Executor Assistance
When you prepare your will one of your most important decisions will be who to choose as executor. The executor is the person or persons who you name to be responsible for carrying out your wishes after death and distributing your assets according to your wishes. Often people nominate their spouse, their children or specialist trustee companies.
The executor’s responsibilities include:
- Identifying and collecting all of the assets of the estate and arranging for valuations, if necessary.
- Looking after any special wishes that the deceased person may have included in the will.
- Determine what debts existed and attend to payment of those.
- To apply for a grant of probate at the probate office.
- Maintain or wind up any businesses.
- Arrange for tax returns to be prepared and attend to payment of taxes.
- Take or defend legal action on behalf of the estate.
- Finalise the estate by selling assets or transferring them to beneficiaries.
What is a grant of Probate
A grant of probate is a court order giving the executor the right to carry out the wishes expressed in the will. Unless the estate is very small, banks and other institutions holding assets of the deceased will not hand those assets over to the executor until a grant of probate is produced.
If assets are jointly owned, then probate may not be necessary. In many husband/wife situations, the family home is jointly owned and the parties have joint bank accounts. If you are named as an executor of a will, it is wise to seek legal advice as to whether a grant of probate is necessary. In small estates, even if assets are held in the name of the deceased alone, it is sometimes possible to administer the estate without the need to apply for probate.
Letters of administration
If there is no will, then it is not possible to apply for probate; instead, it is necessary to apply to the court for an administrator to be appointed and once this application is approved, instead of receiving a grant of probate, Letters of Administration are granted. Letters of Administration serve the same purpose as a grant of probate in that it enables the estate to be collected and then distributed to beneficiaries after the payment of outstanding debts and charges.

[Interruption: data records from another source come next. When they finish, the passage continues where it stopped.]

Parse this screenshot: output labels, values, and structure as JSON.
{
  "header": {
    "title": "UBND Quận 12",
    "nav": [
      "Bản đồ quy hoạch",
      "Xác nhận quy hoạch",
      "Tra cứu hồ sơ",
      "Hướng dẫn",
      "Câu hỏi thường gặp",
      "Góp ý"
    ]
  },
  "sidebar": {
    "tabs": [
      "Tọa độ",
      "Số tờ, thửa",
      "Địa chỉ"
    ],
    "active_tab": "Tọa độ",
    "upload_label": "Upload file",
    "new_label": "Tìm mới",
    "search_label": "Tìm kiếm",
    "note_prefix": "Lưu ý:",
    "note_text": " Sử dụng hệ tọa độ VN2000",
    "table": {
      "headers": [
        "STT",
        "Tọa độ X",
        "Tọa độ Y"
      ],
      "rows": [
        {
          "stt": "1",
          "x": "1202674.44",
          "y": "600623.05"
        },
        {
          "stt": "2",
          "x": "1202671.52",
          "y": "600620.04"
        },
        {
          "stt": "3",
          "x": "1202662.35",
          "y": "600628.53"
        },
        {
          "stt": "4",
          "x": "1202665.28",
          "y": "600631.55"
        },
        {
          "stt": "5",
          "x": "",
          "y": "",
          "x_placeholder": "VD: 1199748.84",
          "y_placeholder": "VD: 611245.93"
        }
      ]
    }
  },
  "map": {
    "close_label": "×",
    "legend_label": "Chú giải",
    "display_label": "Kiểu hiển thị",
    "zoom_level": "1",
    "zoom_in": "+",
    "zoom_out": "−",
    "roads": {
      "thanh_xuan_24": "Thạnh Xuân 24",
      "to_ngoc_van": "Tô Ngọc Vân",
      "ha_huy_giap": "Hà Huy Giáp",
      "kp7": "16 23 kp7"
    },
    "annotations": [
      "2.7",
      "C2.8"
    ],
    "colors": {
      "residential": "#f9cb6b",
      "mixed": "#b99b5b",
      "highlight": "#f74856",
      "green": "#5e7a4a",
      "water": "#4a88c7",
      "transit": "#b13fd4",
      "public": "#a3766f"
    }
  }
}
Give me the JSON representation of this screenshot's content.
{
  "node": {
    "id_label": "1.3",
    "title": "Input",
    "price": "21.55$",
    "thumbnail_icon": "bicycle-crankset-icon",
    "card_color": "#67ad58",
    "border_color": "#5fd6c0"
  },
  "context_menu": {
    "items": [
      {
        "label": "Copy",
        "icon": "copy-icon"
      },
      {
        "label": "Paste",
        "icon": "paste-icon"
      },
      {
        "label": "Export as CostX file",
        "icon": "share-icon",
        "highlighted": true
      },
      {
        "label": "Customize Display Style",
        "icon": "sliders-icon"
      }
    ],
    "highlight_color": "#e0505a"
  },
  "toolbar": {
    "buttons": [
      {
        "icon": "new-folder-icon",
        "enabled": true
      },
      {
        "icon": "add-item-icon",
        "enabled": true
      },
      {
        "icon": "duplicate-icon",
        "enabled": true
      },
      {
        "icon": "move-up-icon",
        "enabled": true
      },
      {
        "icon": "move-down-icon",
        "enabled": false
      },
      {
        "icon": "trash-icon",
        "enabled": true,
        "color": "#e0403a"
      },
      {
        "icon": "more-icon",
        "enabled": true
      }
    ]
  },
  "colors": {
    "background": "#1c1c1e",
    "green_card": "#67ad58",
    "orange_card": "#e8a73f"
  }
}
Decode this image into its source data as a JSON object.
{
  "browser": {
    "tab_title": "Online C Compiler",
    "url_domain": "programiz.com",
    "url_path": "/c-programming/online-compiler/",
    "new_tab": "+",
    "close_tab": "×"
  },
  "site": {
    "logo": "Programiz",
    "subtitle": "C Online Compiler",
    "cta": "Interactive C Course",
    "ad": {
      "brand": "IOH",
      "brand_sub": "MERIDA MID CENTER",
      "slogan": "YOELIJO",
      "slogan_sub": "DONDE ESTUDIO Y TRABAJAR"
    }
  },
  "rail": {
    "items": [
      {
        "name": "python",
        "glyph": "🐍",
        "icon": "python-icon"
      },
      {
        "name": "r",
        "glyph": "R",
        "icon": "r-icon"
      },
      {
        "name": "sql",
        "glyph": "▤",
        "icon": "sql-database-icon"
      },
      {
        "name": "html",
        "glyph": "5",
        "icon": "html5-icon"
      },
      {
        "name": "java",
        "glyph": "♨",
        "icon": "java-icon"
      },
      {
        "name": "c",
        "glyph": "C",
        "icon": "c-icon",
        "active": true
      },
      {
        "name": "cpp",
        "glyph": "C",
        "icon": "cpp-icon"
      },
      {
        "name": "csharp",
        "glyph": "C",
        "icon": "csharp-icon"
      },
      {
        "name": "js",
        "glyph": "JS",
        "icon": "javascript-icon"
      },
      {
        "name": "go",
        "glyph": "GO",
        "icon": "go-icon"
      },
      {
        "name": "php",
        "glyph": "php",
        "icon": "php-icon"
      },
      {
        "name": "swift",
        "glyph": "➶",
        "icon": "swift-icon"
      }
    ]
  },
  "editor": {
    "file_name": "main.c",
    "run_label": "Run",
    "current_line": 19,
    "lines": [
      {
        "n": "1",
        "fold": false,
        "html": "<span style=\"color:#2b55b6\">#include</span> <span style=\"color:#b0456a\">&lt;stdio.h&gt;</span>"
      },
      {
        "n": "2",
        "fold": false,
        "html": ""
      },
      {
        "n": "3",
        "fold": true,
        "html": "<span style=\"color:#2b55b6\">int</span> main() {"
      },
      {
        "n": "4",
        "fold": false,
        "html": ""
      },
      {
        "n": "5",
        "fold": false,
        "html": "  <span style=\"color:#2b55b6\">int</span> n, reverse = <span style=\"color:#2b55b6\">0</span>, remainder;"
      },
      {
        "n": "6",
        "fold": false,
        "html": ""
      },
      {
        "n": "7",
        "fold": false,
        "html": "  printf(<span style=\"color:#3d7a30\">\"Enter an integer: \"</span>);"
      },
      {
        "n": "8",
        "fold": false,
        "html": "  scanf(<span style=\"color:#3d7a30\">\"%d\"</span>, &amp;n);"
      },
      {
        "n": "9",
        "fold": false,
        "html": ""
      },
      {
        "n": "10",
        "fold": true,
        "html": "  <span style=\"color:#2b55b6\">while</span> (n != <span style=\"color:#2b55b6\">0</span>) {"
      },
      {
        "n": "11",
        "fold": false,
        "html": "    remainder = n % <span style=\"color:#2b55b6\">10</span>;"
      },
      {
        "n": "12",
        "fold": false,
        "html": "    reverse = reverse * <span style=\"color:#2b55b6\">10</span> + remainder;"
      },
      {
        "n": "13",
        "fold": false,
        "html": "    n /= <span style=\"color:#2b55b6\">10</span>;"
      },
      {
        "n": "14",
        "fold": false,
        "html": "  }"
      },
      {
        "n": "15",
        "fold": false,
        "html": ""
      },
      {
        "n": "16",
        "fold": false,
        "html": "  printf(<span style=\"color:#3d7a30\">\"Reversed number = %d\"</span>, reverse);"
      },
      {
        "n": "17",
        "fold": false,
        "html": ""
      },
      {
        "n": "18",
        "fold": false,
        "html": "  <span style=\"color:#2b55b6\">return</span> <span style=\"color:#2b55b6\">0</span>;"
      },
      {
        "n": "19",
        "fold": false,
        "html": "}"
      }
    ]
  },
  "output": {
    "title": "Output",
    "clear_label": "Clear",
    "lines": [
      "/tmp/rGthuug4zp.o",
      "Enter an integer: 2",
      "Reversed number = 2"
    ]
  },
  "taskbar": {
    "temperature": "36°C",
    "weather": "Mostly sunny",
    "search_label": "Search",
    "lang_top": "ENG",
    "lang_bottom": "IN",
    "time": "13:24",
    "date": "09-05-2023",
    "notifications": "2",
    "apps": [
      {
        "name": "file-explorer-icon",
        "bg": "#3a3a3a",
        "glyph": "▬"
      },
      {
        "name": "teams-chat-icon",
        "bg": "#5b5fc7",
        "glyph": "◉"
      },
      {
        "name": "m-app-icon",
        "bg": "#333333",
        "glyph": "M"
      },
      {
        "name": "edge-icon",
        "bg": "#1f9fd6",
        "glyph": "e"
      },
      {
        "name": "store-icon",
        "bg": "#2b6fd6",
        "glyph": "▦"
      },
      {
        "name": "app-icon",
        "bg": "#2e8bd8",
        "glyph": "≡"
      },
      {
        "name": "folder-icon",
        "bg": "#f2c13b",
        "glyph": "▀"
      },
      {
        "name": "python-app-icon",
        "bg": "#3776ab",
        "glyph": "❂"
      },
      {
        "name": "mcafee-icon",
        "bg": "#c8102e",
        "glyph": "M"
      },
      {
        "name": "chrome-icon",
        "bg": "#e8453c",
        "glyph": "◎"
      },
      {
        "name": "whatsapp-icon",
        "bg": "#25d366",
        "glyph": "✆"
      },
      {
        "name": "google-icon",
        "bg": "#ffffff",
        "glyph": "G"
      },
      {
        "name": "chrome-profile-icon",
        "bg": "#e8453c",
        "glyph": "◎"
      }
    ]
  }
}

If there is a will but no executor then it will be necessary to apply to the court for what is known as a grant of Letters of Administration With the Will Annexed.
Intestacy
If there is no will the deceased is said to have died “intestate” and application must be made to the court for grant of Letters of Administration authorising the administrator to proceed to administer the deceased estate according to statute.
Intestate estates are distributed according to a statutory formula. A common myth is that if a person does not make a will the result is that the Government benefits by receiving the whole of the estate. This occurs only if there are no next of kin at all.
In Victoria, if a person dies intestate or has not made a valid will or the will does not completely distribute all of the deceased’s possessions, the estate is distributed in the following way subject to the overall value of the estate:
If the deceased is survived by:
- A partner with no children (or grandchildren): the partner receives the entire estate.
- A partner and children: the partner receives two thirds (2/3) of the estate and the remaining one third (1/3) is divided equally among the children. If one of the children has died that share goes to his/her children.
- Children, but no partner: the estate is divided equally among the children (or their children).
- Parents, but no partner or children: the estate is divided equally between the parents or given entirely to one parent if only one survives.
- Brothers and sisters only: the estate is shared equally among them, with the children of a deceased brother or sister taking his/her share.
- Nieces and nephews only: the estate is divided equally among those surviving.
- Other next of kin only: the estate is divided equally between the nearest in equal relationship to the deceased.
- No next of kin: the estate goes to the State.
In this context, ‘partner’ means not only a spouse but a same sex partner or a person who has had a caring role for the deceased. If the deceased at death had a spouse and a domestic partner, a further division of the estate can be made between them if the length of the domestic relationship is at least 4 years.
Who may know what is in a will?
In Victoria, the list of people who have a right to know the contents of a will is set out in the Wills Act.
This right does not operate until the will maker dies, as a will has no effect until the death of the person who made it.
A person may tell others before he dies what is in his will but nobody can legally demand to know or see the contents of another’s will before the death of the will maker.
The people who have a right to ask to inspect and copy a will include:
· Any person named in the will;
· Any person named in an earlier will as a beneficiary;
· The deceased’s spouse at the date of death;
· Any de facto spouse of the deceased;
· Any parent, guardian or children of the deceased;
· Any person who would be entitled to a share of the estate if the deceased died intestate (ie without a will);
· Any creditor of the deceased or other person who produces evidence that he has a claim against the estate.
Many people mistakenly believe that it is a legal requirement to have a “reading of a will” and that if they are a beneficiary, they will be invited to that.
There is no legal requirement to have a reading of the will. The executor of the estate has a legal duty to inform beneficiaries of the nature and extent of their entitlement under a will and beneficiaries. If a person believes he or she may be a beneficiary under the will and has not been notified by the executor, they should write to the executor asking for confirmation of their status and to inspect and copy the will. The executor should also tell the beneficiaries approximately when they might expect to receive their entitlement from the estate.
If you believe that you should have been named as a beneficiary and were not, or were named but did not receive a fair entitlement having regard to your relationship with the deceased, you should seek immediate legal assistance as strict time limits apply to the lodging of will disputes with the courts.